Le persone non hanno solo il diritto di conoscere i video delle telecamere nascoste. Le persone hanno il diritto di conoscere e di essere informate su cosa può accadere quando si entra in una situazione di fragilità e sofferenza, quando una persona è indebolita nelle sue relazioni sociali, nella sua autonomia, quando vive un’esperienza di sofferenza. Condivido il pensiero della presidente della Conferenza Basaglia, la conferenza permanente per la salute mentale nel mondo Giovanna De Giudice, quando afferma che: “I cittadini e le cittadine devono sapere che le persone quanto più avrebbero bisogno di accoglienza, vicinanza e di ascolto, rischiano un trattamento inumano e degradante quale quello della contenzione. C’è bisogno di informare perché tutte le persone sappiano che questa non è una condizione eccezionale ma può succedere a ciascuno di noi. Perché invecchiamo, perché siamo in una situazione di crisi e di sofferenza, perché possiamo arrivare in una istituzione per disabili”.
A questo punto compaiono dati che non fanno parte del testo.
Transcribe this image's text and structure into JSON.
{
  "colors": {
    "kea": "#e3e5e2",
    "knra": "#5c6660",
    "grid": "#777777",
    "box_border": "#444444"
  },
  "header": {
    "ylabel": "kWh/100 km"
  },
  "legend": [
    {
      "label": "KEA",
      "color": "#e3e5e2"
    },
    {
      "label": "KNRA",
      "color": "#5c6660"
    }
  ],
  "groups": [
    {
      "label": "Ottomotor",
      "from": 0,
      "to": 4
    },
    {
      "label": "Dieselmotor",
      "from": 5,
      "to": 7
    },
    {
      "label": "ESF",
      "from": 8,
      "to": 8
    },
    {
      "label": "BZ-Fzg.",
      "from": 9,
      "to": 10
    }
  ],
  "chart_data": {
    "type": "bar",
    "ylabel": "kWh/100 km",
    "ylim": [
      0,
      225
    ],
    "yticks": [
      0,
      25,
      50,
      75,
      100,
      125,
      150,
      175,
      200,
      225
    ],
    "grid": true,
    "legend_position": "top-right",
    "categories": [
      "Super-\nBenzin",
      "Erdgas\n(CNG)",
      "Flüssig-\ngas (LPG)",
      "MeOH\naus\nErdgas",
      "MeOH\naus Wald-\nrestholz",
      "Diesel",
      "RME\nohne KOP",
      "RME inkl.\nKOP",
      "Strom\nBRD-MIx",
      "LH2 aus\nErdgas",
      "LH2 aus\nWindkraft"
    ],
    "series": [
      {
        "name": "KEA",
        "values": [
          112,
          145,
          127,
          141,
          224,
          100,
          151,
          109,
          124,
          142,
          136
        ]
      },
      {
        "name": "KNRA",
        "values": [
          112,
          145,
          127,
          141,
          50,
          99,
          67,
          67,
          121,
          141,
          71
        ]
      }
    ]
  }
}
In Italia ci sono 750 mila persone che vivono nelle case di riposo e nelle RSA, le residenze sanitarie assistenziali. Le ricerche più aggiornate ci dicono che il 40 % di queste persone, i nostri nonni, sono vittime della pratica della contenzione e passano i loro giorni a guardare una finestra che forse non si aprirà mai. 85 mila persone, giovani con sofferenza mentale, sotto i 65 anni, vivono dentro una struttura protetta in cui, nella quasi totalità, si fa contenzione. 25 mila disabili gravi vivono dentro le strutture protette e una parte di queste pratica la contenzione. I bambini, i minori, soprattutto quelli con gravi disabilità, se finiscono nelle finte case famiglia o nelle piccole strutture protette sono molto spesso legati.
La nostra società può fare a meno di questi trattamenti inumani e di questi luoghi di segregazione. Sono tanti i luoghi in cui le persone fragili e con sofferenza vengono incontrate, accolte e accompagnate nel loro percorso di cura senza l’utilizzo di pratiche coercitive e violente. E sono tanti gli uomini e le donne che lavorano nella salute, in grado di opporsi e disubbidire, mantenendo competenza ed etica.”